Literature DB >> 10487708

Interferon-alpha-2a is a potent inhibitor of hormone secretion by cultured human pituitary adenomas.

L J Hofland1, W W de Herder, M Waaijers, J Zuijderwijk, P Uitterlinden, P M van Koetsveld, S W Lamberts.   

Abstract

Interferon-alpha (IFN alpha) may exert direct inhibitory effects on cell proliferation and on the production of different peptide hormones. We investigated the effect of IFN alpha on hormone production by 15 GH-secreting pituitary adenomas, 4 clinically nonfunctioning or gonadotroph pituitary adenomas, and 4 prolactinomas in vitro.
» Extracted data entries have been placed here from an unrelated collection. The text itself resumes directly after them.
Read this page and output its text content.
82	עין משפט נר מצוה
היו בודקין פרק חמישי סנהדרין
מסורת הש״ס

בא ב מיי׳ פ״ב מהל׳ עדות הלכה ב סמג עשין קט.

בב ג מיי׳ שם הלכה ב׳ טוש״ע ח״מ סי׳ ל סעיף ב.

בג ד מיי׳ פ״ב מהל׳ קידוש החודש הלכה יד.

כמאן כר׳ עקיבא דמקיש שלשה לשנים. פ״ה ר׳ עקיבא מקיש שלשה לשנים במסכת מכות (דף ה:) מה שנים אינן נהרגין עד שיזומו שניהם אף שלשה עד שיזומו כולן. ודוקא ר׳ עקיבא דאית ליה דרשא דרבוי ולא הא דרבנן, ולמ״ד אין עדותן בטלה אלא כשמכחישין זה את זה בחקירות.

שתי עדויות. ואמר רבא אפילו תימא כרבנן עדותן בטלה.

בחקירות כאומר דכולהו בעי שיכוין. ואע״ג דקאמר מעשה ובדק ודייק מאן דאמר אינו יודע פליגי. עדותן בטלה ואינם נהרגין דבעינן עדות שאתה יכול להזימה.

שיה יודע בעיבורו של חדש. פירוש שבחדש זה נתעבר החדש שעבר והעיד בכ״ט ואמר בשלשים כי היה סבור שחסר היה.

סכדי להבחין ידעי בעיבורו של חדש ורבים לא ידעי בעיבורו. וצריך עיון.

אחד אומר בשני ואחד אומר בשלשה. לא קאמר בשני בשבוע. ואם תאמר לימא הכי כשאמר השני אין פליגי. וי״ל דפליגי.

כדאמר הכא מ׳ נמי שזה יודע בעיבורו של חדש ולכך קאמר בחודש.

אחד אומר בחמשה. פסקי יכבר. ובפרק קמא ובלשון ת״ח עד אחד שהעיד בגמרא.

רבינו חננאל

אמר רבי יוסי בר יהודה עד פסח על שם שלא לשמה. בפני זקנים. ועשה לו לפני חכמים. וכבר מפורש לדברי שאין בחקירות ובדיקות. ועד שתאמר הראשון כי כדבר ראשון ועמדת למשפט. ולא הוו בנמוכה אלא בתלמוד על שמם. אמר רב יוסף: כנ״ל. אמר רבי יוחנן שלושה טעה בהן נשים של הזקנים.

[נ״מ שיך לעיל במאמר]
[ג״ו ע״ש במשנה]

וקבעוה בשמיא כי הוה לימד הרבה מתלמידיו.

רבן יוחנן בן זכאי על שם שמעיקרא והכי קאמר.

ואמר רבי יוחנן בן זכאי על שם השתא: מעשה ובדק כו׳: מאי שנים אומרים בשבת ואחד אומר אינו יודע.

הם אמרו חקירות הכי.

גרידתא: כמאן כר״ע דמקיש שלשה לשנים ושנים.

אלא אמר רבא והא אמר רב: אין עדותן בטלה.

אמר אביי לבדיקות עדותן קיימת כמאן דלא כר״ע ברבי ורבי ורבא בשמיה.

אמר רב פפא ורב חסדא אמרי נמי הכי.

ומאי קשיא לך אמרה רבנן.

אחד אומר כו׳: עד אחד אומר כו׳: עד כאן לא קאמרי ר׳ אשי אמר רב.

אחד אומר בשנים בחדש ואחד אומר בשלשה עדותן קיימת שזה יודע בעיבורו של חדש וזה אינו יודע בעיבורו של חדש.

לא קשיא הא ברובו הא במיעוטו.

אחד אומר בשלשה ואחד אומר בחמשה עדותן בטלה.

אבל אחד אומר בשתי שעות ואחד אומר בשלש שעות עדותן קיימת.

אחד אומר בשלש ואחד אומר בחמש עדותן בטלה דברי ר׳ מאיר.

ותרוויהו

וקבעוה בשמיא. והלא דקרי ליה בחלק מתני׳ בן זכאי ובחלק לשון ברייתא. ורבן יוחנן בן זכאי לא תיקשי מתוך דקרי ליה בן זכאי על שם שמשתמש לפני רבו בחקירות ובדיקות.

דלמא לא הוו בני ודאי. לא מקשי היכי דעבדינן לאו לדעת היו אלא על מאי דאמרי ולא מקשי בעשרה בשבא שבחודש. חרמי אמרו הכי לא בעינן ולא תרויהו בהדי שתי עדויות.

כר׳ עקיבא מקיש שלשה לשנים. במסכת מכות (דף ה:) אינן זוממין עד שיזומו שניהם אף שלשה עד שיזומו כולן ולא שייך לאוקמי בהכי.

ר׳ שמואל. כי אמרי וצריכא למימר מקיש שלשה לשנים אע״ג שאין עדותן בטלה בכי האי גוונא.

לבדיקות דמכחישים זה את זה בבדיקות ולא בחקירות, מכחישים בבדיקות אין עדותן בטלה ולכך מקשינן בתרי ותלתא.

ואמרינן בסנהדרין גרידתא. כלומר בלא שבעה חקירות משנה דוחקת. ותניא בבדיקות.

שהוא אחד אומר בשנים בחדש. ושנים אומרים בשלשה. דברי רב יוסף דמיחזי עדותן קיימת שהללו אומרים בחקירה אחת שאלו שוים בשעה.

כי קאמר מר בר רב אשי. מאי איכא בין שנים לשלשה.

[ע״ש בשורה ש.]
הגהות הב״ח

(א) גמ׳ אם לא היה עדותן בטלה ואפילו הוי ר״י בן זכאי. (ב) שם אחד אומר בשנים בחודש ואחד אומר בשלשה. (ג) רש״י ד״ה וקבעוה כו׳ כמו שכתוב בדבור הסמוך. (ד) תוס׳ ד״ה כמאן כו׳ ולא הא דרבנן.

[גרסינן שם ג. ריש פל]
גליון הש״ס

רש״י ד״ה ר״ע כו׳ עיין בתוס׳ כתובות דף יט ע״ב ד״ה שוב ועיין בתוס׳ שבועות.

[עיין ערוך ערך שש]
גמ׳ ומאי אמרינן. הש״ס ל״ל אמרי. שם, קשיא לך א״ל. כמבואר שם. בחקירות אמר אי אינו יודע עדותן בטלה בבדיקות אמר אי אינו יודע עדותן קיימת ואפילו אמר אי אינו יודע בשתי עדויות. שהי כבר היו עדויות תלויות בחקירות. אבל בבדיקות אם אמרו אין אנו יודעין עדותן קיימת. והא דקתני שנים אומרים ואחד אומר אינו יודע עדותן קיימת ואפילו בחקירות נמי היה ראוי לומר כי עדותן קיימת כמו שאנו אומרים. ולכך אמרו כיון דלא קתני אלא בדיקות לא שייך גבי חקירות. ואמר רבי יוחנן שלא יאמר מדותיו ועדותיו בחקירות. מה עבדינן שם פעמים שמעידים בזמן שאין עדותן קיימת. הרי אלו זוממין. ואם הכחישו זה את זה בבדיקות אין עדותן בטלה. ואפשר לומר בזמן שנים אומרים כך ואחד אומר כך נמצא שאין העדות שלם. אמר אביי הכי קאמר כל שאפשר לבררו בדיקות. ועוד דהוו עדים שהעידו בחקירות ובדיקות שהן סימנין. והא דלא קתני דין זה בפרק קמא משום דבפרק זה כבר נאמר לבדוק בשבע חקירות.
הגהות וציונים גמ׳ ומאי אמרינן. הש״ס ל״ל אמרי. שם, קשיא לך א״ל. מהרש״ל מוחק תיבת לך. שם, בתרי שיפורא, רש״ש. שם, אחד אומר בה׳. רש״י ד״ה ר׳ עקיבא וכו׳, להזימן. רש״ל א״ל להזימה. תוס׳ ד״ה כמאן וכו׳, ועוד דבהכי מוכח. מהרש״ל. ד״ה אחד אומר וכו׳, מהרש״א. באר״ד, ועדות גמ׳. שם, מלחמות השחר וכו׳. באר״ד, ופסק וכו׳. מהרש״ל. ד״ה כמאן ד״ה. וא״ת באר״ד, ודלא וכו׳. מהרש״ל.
In the GH-secreting pituitary adenoma cultures, a short term (72-h) incubation with IFN alpha (50-100 U/mL) significantly inhibited GH secretion in 3 of 7 cases and PRL secretion in 6 of 7 cultures. During prolonged incubation (14 days) with IFN alpha, GH and/or PRL secretion was significantly inhibited in 7 of 8 cultures (GH, 17-78% inhibition; PRL, 39-88% inhibition). In the clinically nonfunctioning or gonadotroph cultures, incubation with IFN alpha resulted in inhibition of the secretion of gonadotropins and/or alpha-subunit in all cases (27-62%), whereas in the prolactinoma cultures PRL secretion was inhibited by IFN alpha in all cases (37-76%). The effect of IFN alpha was additive to the inhibitory effects of the dopamine agonist bromocriptine (10 nmol/L) or the somatostatin analog octreotide (10 nmol/L). The inhibition of hormone secretion by IFN alpha was accompanied by inhibition of the intracellular hormone concentrations. The effect of IFN alpha was dose dependent, with an IC50 for inhibition of hormone secretion of 2.3 +/- 0.3 U/mL (n = 5), which is relatively low compared with the concentrations that are reached in patients treated with IFN alpha for various malignancies. In conclusion, the potent antihormonal effect of IFN alpha on cultured pituitary adenomas suggests that this drug might be of benefit in the treatment of selected patients with secreting pituitary adenomas. As treatment with IFN alpha is associated with considerable adverse reactions, studies with this drug should only be considered in inoperable, invasive aggressive, and dopamine agonist- and/or somatostatin analog-resistant functioning pituitary macroadenomas.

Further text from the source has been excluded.